The first case could be trivial, and I agree with Ozborn's suggestion.

I would like to make a few suggestions for case-2.
Stanford NLP provides an excellent English name recognizer, but may not be able to find all the person names. OpenNLP also gives a decent performance, but much lesser than Stanford. There are many other entity recognizers available for English. I will focus here on StanfordNLP, here are a few things to consider.

  1. Gazettes. You can provide the model with a list of names and also customize how the Gazette entries are matched. Stanford also provides a sloppy match option when set, will allow partial matches with the Gazette entries. Partial matches should work well with the person names.

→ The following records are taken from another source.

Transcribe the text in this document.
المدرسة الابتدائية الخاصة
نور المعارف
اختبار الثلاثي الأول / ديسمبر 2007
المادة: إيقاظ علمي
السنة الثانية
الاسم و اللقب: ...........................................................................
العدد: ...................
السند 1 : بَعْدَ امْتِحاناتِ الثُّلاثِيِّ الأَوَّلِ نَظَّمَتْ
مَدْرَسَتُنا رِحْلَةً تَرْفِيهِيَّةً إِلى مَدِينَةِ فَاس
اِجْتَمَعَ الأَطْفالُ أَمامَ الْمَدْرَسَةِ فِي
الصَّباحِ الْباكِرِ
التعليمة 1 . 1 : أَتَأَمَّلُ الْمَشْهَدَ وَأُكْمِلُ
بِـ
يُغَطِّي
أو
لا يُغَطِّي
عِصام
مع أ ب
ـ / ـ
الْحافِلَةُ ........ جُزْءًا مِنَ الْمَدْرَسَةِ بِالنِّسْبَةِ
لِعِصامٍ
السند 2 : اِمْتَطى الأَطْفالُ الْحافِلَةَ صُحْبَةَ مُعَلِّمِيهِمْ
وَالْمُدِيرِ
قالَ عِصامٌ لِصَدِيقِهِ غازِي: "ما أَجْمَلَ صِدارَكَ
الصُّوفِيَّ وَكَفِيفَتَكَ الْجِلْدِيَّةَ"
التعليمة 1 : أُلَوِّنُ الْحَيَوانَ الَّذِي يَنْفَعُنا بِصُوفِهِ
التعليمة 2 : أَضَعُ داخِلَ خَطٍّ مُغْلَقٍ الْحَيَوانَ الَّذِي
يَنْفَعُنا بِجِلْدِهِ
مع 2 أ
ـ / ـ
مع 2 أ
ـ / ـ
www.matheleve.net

  2. Stanford recognizes entities constructively. If in a document, a name like "John Travolta" is recognized, then it would also get "Travolta" in the same document even if it had no prior idea about "Travolta". So, append as much information to the document as possible. Add the names recognized in case-1, in a familiar context like "My name is John Travolta." if "John Travolta" is recognized by the rules employed in case-1. Adding dummy sentences can improve the recall.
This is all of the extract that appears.